Un día como hoy, 6 de julio de 1885: Pasteur usa por primera vez la vacuna antirrábica en un humano

El 6 de julio de 1885, en París, el químico y microbiólogo Louis Pasteur asumió una de las apuestas más audaces de la historia de la medicina. Aceptó tratar a un niño de nueve años llamado Joseph Meister, gravemente mordido por un perro que se creía rabioso, con una vacuna experimental que nunca antes se había empleado para salvar una vida humana.
La rabia era, en aquel tiempo, una enfermedad casi siempre mortal. Una vez que aparecían los síntomas, la muerte era prácticamente segura y a menudo agónica, y el terror que inspiraba era desproporcionado respecto al número de casos. Una mordedura de un animal rabioso se entendía ampliamente como una sentencia de muerte aplazada, sin que la medicina pudiera hacer nada por evitarla.
Pasteur había pasado años estudiando la enfermedad y desarrollando un tratamiento. Junto con sus colaboradores, había producido una serie de preparados a partir del tejido medular de conejos infectados, secado para debilitar al agente responsable. Inyectado en una secuencia de fuerza creciente, el tratamiento estaba diseñado para reforzar las defensas del cuerpo más rápido de lo que la infección podía afianzarse, ya que la rabia avanza con lentitud tras una mordedura.
Había probado el enfoque en animales, pero nunca en una persona. Pasteur no era médico, y administrar un tratamiento no comprobado a un niño entrañaba un riesgo enorme, tanto para el niño como para su propia reputación. Según los relatos históricos, se angustió con la decisión antes de proceder, consciente de que un fracaso podría verse como el acto imprudente de un científico que experimentaba con un paciente.
El tratamiento se llevó a cabo a lo largo de varios días, con una serie de inyecciones. Joseph Meister no desarrolló la rabia. Su supervivencia, tras una mordedura que muy probablemente habría sido mortal, se tomó como una prueba espectacular de que la vacuna funcionaba, y la noticia del logro se difundió con rapidez, llevando hasta Pasteur a pacientes mordidos por animales rabiosos de toda Francia y más allá.
El éxito tenía una trascendencia que iba mucho más allá de un solo caso. Ofrecía un poderoso respaldo a la teoría microbiana de la enfermedad, la idea de que organismos microscópicos concretos causan enfermedades concretas, que Pasteur había ayudado a establecer y que algunos en el mundo médico aún cuestionaban. Un tratamiento construido sobre esa teoría había, al parecer, derrotado a una de las enfermedades más temidas que se conocían.
El trabajo sobre la rabia también contribuyó a inaugurar la ciencia moderna de la vacunación. El principio de exponer deliberadamente al cuerpo a una forma debilitada de un agente patógeno, para que aprendiera a defenderse, ampliaba un concepto que se remontaba a la inoculación anterior contra la viruela. Pasteur, honrando ese linaje, adoptó la palabra vacuna en homenaje al trabajo pionero contra la viruela.
El logro condujo directamente a la fundación del Instituto Pasteur en París, creado unos años después para continuar la investigación sobre las enfermedades y producir vacunas y tratamientos.
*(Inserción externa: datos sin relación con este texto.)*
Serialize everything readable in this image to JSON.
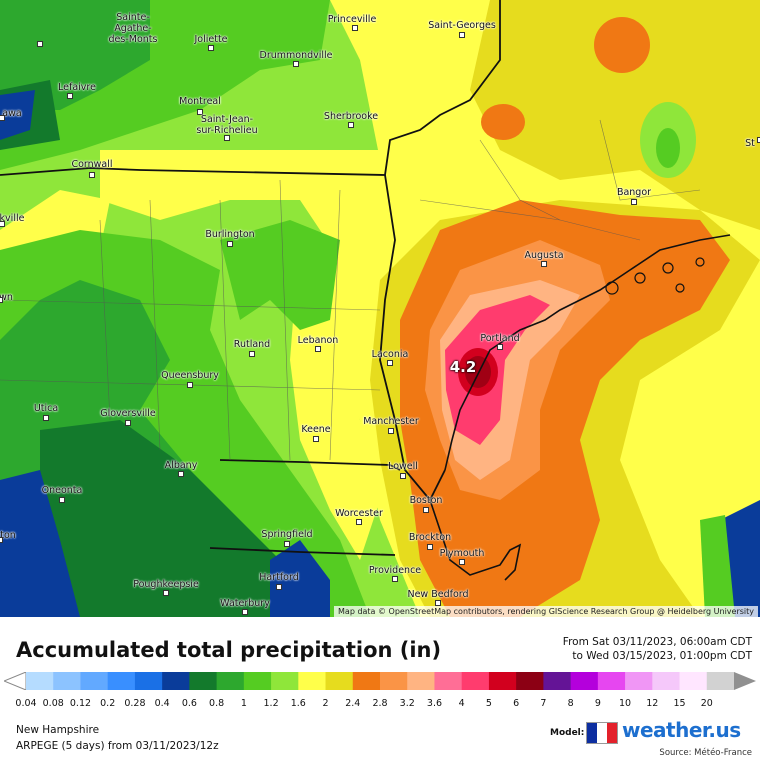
{
  "map": {
    "attribution": "Map data © OpenStreetMap contributors, rendering GIScience Research Group @ Heidelberg University",
    "max_value_label": "4.2",
    "cities": [
      {
        "name": "Sainte-Agathe-des-Monts",
        "lines": [
          "Sainte-",
          "Agathe-",
          "des-Monts"
        ]
      },
      {
        "name": "Joliette",
        "lines": [
          "Joliette"
        ]
      },
      {
        "name": "Drummondville",
        "lines": [
          "Drummondville"
        ]
      },
      {
        "name": "Princeville",
        "lines": [
          "Princeville"
        ]
      },
      {
        "name": "Saint-Georges",
        "lines": [
          "Saint-Georges"
        ]
      },
      {
        "name": "Lefaivre",
        "lines": [
          "Lefaivre"
        ]
      },
      {
        "name": "awa",
        "lines": [
          "awa"
        ]
      },
      {
        "name": "Montreal",
        "lines": [
          "Montreal"
        ]
      },
      {
        "name": "Saint-Jean-sur-Richelieu",
        "lines": [
          "Saint-Jean-",
          "sur-Richelieu"
        ]
      },
      {
        "name": "Sherbrooke",
        "lines": [
          "Sherbrooke"
        ]
      },
      {
        "name": "Cornwall",
        "lines": [
          "Cornwall"
        ]
      },
      {
        "name": "Bangor",
        "lines": [
          "Bangor"
        ]
      },
      {
        "name": "St",
        "lines": [
          "St"
        ]
      },
      {
        "name": "kville",
        "lines": [
          "kville"
        ]
      },
      {
        "name": "Burlington",
        "lines": [
          "Burlington"
        ]
      },
      {
        "name": "Augusta",
        "lines": [
          "Augusta"
        ]
      },
      {
        "name": "wn",
        "lines": [
          "wn"
        ]
      },
      {
        "name": "Portland",
        "lines": [
          "Portland"
        ]
      },
      {
        "name": "Rutland",
        "lines": [
          "Rutland"
        ]
      },
      {
        "name": "Lebanon",
        "lines": [
          "Lebanon"
        ]
      },
      {
        "name": "Laconia",
        "lines": [
          "Laconia"
        ]
      },
      {
        "name": "Queensbury",
        "lines": [
          "Queensbury"
        ]
      },
      {
        "name": "Utica",
        "lines": [
          "Utica"
        ]
      },
      {
        "name": "Gloversville",
        "lines": [
          "Gloversville"
        ]
      },
      {
        "name": "Manchester",
        "lines": [
          "Manchester"
        ]
      },
      {
        "name": "Keene",
        "lines": [
          "Keene"
        ]
      },
      {
        "name": "Albany",
        "lines": [
          "Albany"
        ]
      },
      {
        "name": "Lowell",
        "lines": [
          "Lowell"
        ]
      },
      {
        "name": "Oneonta",
        "lines": [
          "Oneonta"
        ]
      },
      {
        "name": "Boston",
        "lines": [
          "Boston"
        ]
      },
      {
        "name": "Worcester",
        "lines": [
          "Worcester"
        ]
      },
      {
        "name": "ton",
        "lines": [
          "ton"
        ]
      },
      {
        "name": "Springfield",
        "lines": [
          "Springfield"
        ]
      },
      {
        "name": "Brockton",
        "lines": [
          "Brockton"
        ]
      },
      {
        "name": "Plymouth",
        "lines": [
          "Plymouth"
        ]
      },
      {
        "name": "Providence",
        "lines": [
          "Providence"
        ]
      },
      {
        "name": "Hartford",
        "lines": [
          "Hartford"
        ]
      },
      {
        "name": "Poughkeepsie",
        "lines": [
          "Poughkeepsie"
        ]
      },
      {
        "name": "New Bedford",
        "lines": [
          "New Bedford"
        ]
      },
      {
        "name": "Waterbury",
        "lines": [
          "Waterbury"
        ]
      }
    ]
  },
  "footer": {
    "title": "Accumulated total precipitation (in)",
    "period_from": "From Sat 03/11/2023, 06:00am CDT",
    "period_to": "to Wed 03/15/2023, 01:00pm CDT",
    "region": "New Hampshire",
    "model_run": "ARPEGE (5 days) from 03/11/2023/12z",
    "model_label": "Model:",
    "brand": "weather.us",
    "source": "Source: Météo-France"
  },
  "legend": {
    "ticks": [
      "0.04",
      "0.08",
      "0.12",
      "0.2",
      "0.28",
      "0.4",
      "0.6",
      "0.8",
      "1",
      "1.2",
      "1.6",
      "2",
      "2.4",
      "2.8",
      "3.2",
      "3.6",
      "4",
      "5",
      "6",
      "7",
      "8",
      "9",
      "10",
      "12",
      "15",
      "20"
    ],
    "colors": [
      "#b5dcff",
      "#8cc3ff",
      "#62a9ff",
      "#398fff",
      "#1a70e6",
      "#0a3c9a",
      "#137a2c",
      "#2da82e",
      "#55cc22",
      "#8fe63a",
      "#ffff4a",
      "#e6dc1e",
      "#f07814",
      "#fa9446",
      "#ffb482",
      "#ff6e96",
      "#ff3c6e",
      "#d2001e",
      "#8c0014",
      "#641496",
      "#b400dc",
      "#e646f0",
      "#f096f5",
      "#f5c8fa",
      "#ffe6ff",
      "#d2d2d2"
    ],
    "map_colors": {
      "dark_blue": "#0a3c9a",
      "dark_green": "#137a2c",
      "green": "#2da82e",
      "lime": "#55cc22",
      "light_green": "#8fe63a",
      "yellow": "#ffff4a",
      "gold": "#e6dc1e",
      "orange": "#f07814",
      "light_orange": "#fa9446",
      "salmon": "#ffb482",
      "pink": "#ff6e96",
      "red": "#d2001e",
      "dark_red": "#a00014"
    }
  }
}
El instituto se convirtió en uno de los principales centros de microbiología del mundo, y una red que llevaba el nombre de Pasteur se extendió internacionalmente, prolongando su influencia mucho más allá de su propia vida.
Los historiadores han examinado desde entonces el episodio con más detenimiento, señalando las cuestiones éticas que planteaba tratar a un niño con una terapia no probada y los riesgos que Pasteur aceptó al hacerlo. Tales reevaluaciones sitúan el momento dentro de los estándares de su tiempo, a la vez que reconocen sus extraordinarias consecuencias, y subrayan cuánto ha avanzado desde entonces la ética de la experimentación médica.
Joseph Meister sobrevivió hasta la edad adulta y, según numerosos relatos, siguió vinculado al Instituto Pasteur más adelante en su vida. La fecha de su tratamiento perdura como un hito, el día en que una inyección experimental convirtió una sentencia de muerte en algo que se podía sobrevivir y ayudó a abrir la era en la que la humanidad aprendió a prevenir la enfermedad en lugar de solo padecerla.